À ses pieds, à genoux sur le marbre glacé, se tenait Évelyne. La gouvernante, qui servait la famille depuis des années, tremblait de tout son corps. Sans la moindre hésitation, Patricia pencha sa main et versa lentement le contenu d'un verre de vin rouge directement sur la tête de la vieille femme. Le liquide sombre coula le long de ses cheveux gris, maculant son tablier et se mélangeant à ses larmes de honte.
« Tu n'es rien ici, Évelyne. Rien du tout », murmura Patricia d'une voix venimeuse.
Alors qu'Évelyne pleurait, dissimulant son visage entre ses mains, Patricia recula d'un pas et leva son pied, armé d'un talon aiguille acéré, prête à frapper la pauvre femme au sol. C'est à cet instant précis que la porte s'ouvrit à la volée. Georges, le mari de Patricia, entra en courant. Son costume bleu marine était impeccable, mais son regard trahissait une fureur noire.

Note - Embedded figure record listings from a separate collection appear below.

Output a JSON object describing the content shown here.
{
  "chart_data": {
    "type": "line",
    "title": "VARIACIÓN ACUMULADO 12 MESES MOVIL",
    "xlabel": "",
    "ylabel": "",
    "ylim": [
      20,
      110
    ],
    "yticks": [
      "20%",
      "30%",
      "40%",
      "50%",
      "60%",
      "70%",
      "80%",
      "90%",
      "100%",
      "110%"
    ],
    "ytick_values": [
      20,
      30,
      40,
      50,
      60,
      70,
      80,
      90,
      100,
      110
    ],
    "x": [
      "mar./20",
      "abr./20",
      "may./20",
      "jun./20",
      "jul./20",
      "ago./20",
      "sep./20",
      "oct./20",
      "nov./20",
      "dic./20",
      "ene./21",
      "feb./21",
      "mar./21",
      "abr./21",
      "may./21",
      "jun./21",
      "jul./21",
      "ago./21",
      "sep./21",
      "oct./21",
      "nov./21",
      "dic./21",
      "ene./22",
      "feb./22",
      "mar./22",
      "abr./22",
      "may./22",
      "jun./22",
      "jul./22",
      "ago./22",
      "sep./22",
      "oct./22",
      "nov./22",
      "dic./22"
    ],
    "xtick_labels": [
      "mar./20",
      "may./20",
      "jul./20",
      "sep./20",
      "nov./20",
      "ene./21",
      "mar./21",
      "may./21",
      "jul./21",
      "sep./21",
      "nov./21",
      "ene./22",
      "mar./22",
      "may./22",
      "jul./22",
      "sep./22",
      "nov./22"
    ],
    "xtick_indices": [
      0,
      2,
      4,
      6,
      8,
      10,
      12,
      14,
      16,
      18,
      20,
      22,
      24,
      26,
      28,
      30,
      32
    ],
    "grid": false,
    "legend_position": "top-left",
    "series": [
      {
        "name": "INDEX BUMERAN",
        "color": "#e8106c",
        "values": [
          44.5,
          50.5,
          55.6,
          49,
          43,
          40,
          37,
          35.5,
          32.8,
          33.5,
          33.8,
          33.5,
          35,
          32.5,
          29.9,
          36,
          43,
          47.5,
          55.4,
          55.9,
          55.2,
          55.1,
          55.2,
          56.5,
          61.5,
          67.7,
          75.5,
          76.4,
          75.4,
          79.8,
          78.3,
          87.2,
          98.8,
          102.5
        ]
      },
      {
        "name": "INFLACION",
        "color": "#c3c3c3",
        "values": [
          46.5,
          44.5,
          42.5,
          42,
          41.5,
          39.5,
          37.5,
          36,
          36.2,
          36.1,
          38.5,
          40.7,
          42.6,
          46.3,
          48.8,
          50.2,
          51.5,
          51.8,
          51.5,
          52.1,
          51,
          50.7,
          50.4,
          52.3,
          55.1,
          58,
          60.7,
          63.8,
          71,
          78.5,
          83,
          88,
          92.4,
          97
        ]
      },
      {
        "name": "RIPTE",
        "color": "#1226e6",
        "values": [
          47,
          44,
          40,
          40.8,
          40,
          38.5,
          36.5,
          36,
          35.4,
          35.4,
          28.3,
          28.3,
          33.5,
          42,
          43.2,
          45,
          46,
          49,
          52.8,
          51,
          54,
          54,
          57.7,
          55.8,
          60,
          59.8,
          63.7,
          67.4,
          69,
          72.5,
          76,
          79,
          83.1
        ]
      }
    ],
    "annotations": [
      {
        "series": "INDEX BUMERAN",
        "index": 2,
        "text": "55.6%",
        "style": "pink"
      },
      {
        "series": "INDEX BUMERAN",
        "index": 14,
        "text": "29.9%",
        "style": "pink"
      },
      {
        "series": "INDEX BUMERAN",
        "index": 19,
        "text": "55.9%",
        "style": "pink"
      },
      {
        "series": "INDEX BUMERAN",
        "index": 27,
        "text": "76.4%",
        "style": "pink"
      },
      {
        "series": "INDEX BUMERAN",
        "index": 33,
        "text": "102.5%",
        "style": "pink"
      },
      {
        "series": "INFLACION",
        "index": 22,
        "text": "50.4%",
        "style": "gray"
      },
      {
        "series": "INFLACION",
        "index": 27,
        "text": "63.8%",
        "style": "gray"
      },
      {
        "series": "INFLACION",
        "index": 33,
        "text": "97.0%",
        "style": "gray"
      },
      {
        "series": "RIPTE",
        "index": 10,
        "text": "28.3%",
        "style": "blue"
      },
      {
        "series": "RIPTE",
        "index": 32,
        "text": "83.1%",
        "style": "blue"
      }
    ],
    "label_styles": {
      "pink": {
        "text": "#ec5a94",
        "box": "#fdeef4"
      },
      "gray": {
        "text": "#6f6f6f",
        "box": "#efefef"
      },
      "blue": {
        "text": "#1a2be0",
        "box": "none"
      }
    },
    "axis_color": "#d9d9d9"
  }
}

Voyant le geste de sa femme, Georges n'hésita pas une seconde. Il se jeta sur le côté, attrapa une lourde casserole en cuivre suspendue au-dessus de l'îlot central, et frappa Patricia à la tête. Le coup la projeta en arrière, ses talons glissant sur le marbre imbibé de vin rouge. Georges se posta immédiatement devant Évelyne, le corps tendu, prêt à faire barrage de sa propre vie pour la protéger.
”Georges se posta immédiatement devant Évelyne, le corps tendu, prêt à faire barrage de sa propre vie pour la protéger.